Last month, the U.S. navy successfully tested a 49-foot gunboat fueled by a 50-50 blend of diesel and algae in a first-ever move heralded by ABO as an “important milestone” in algae’s growth.

But even as the industry quietly builds steam, producers have big concerns. They worry about the lack of capital to grow the burgeoning industry and say their future depends on government efforts to encourage investment. “It’s the same as the process with ethanol back in the 2000 time frame. Until we invested in the industry we weren’t driving down the production cost of ethanol from corn,” Simon said.

A crucial first step, advocates say, is the passage of a tax credit bill that would level the playing field with producers of non-food cellulosic fuels made from switchgrass, wood waste and other materials. The Algae-Based Renewable Fuel Promotion Act, S.1250, introduced in the Senate last year, would expand the $1.01 per gallon cellulosic production credit that expires at the end of 2012 to algae producers.

The House approved the companion bill, H.R. 4168, in September. Rosenthal said it has been placed on the Senate’s lame duck calendar for after the Thanksgiving holiday and is “very positive” about its prospects. Simon, who worked for about 15 years in the renewable energy sector, said he would welcome the measure but seeks Washington’s guaranteed support over the long term. “The bigger impact for us right now as an industry is our government simply not having a long term-view of renewable energy development.”

He continued: “We’re at least three years from commercial viability. If you take that in mind we need anywhere from five to ten years of committed investment from our government in the form of tax credits, investment credits or producer credits.”

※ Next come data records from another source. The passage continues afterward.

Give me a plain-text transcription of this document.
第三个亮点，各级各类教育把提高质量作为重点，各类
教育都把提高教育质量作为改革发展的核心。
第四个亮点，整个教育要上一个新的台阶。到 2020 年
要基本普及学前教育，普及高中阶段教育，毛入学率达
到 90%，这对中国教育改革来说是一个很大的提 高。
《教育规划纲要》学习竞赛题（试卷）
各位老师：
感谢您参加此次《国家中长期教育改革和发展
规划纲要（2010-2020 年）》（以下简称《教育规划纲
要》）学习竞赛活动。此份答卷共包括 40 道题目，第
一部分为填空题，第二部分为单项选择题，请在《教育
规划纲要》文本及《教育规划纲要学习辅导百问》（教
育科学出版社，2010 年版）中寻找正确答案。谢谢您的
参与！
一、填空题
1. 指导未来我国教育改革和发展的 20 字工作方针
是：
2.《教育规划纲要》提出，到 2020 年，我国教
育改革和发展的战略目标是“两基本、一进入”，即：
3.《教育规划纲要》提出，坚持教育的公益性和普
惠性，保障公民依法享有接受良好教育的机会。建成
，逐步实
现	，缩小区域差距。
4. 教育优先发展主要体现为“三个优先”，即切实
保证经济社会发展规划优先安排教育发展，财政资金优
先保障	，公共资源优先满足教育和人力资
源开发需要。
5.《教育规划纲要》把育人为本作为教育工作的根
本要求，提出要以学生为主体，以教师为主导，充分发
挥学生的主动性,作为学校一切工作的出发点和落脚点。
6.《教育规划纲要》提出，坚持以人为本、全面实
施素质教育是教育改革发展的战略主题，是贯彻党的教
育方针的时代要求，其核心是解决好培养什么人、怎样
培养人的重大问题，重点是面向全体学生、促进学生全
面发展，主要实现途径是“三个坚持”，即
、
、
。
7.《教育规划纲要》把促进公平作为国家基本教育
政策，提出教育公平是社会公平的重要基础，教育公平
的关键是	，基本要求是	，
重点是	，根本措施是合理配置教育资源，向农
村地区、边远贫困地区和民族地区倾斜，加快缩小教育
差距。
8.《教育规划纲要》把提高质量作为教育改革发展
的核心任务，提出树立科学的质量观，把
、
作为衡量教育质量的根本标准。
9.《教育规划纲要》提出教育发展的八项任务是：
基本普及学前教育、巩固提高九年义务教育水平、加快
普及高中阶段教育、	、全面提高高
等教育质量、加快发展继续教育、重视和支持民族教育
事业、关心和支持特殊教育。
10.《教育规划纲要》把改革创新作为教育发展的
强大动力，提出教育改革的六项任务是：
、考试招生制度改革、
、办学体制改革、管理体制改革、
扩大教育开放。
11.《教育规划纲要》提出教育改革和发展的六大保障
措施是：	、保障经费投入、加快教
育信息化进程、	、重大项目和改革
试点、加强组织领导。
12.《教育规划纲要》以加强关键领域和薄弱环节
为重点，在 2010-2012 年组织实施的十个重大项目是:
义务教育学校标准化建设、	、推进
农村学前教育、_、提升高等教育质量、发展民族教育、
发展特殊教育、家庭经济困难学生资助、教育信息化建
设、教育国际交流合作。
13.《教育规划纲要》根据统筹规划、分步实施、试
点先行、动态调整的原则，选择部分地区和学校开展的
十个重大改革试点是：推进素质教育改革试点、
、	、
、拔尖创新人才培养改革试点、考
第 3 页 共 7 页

Changing the perception of algae at the U.S. Department of Agriculture (USDA) could secure more federal support, ABO says. The nation’s renewable fuels mandate, part of the 2007 energy law, requires the use of 21 billion gallons of advanced biofuels a year by 2022, and 15 billion gallons of corn-based fuels. The USDA largely left algae out in its recent roadmap for achieving those targets. According to ABO, the exclusion threatens its potential as a key energy crop and green jobs engine across rural America.
“If this omission continues, it will deter future investments in these promising technologies as investors flock other technologies that are more strongly supported by the federal government,” ABO said in comments to the USDA.